PBS has never really been good at keeping basic things in order, so expecting them to either design a great responsive web app or a native app is not really surprising. I really would not listen to anything they say as technical truth. It's a really ugly, bad culture there in IT and they are in no place to talk about anything as a technical authority.
I think that mobile computing finally found success in iOS and its copy-cats due to the thoughtful simplification of the UI/UX. Desktops are by nature a different beast, and 15 years of translating the desktop UX to the tablet/mobile was a failure until Apple re-designed what mobile UX should be in the first iPhone.
Your thinking is clearly a programmers view, not an end-users. Which is why you, and most programmers, desperately need UX designer help on your projects.
I just bought a Nexus 7 2nd gen off the internet. I was blown away how little Google understands good UX/UI, and the need of the OS to be user-centric in allocating resources. The device while sporting very fast a quad core 1.5 Ghz processor and 2GB of RAM, has the slowest user response I've ever seen. It was 4-8 times slower at responding to user touch, and in UI transitions the a 2 year old iPad2, despite having 3-4 times the hardware resources! I had to drop the idea of supporting Android in our app, because I can't even get acceptable behavior on Google's own super-tablet.

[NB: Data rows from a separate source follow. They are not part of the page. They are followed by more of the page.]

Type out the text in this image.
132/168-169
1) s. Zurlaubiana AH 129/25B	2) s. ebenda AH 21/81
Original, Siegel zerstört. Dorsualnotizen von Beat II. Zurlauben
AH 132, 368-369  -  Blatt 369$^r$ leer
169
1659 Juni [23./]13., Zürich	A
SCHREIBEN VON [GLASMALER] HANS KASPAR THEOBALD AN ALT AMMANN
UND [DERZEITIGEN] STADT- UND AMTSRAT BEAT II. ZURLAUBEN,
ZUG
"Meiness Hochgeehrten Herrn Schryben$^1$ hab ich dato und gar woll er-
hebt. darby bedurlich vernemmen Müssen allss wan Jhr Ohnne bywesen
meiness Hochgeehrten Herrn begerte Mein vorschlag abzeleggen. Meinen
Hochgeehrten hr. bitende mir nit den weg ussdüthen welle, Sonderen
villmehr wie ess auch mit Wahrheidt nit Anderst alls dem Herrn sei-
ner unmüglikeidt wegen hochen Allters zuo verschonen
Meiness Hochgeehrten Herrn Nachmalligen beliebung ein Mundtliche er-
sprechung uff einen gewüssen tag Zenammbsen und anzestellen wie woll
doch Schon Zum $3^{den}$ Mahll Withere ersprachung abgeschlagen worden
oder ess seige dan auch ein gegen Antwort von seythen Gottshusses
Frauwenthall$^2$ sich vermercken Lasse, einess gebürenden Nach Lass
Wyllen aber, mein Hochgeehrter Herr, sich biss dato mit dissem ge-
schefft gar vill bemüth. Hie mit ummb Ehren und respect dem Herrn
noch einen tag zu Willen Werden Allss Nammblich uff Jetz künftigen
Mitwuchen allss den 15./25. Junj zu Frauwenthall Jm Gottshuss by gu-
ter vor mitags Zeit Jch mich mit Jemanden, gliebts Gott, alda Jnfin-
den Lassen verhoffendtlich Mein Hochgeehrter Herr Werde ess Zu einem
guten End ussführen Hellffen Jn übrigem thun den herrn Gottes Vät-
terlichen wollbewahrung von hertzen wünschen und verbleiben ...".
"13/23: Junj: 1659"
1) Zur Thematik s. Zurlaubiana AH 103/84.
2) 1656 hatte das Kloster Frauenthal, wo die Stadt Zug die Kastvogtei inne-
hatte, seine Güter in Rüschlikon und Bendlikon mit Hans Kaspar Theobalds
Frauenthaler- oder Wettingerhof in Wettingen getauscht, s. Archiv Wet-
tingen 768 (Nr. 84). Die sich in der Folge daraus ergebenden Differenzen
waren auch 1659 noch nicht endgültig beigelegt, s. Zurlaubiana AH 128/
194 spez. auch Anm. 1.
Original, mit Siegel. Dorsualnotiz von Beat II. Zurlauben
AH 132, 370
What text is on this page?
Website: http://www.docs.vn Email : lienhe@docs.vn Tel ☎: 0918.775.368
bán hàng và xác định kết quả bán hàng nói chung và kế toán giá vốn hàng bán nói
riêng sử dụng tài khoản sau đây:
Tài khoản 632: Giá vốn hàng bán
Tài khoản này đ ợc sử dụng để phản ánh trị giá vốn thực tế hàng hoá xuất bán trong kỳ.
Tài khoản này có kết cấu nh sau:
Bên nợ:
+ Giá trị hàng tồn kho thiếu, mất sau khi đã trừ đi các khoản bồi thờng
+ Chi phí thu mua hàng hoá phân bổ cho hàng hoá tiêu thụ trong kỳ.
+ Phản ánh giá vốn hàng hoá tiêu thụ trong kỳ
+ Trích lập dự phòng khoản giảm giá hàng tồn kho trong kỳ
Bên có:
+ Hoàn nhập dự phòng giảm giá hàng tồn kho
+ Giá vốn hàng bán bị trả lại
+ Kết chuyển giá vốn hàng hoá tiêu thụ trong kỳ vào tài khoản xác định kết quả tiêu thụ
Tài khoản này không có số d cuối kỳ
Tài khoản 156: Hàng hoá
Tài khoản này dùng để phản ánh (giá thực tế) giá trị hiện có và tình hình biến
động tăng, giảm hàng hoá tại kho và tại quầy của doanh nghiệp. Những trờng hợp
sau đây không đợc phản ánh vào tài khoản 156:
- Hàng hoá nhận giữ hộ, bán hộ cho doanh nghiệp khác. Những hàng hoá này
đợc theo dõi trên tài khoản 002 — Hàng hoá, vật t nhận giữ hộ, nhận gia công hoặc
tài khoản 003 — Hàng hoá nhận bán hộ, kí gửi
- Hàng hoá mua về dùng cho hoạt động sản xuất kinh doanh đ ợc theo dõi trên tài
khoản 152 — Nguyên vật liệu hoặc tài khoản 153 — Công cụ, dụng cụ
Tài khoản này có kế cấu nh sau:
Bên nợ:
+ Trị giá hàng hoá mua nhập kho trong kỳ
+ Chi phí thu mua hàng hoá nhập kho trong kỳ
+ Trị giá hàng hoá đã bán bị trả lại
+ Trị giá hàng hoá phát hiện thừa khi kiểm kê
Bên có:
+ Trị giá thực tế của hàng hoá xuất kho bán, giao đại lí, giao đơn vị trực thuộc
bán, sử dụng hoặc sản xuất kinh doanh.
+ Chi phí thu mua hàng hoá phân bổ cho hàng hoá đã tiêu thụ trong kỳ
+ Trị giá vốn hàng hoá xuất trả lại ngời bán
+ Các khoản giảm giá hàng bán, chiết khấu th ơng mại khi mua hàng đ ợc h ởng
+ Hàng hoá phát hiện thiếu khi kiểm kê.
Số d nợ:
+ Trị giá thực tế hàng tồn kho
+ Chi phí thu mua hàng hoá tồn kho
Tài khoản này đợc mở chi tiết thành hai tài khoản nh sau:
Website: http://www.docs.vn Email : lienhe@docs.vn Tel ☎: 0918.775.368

This type of thinking, that has programmers worrying about geeky things like what kind of multi-tasking they have or whether they can root the device, has kept Android from focusing on what is #1 importance: the user. And while I have no doubt the Android will take the majority of the marketshare with poor-performing low-cost devices and Google and Amazon selling quality hardware below cost because they have ulterior motives... in the end the market will suffer because Android is being driven primarily by least common denominator market politics and a programmer-centric point of view.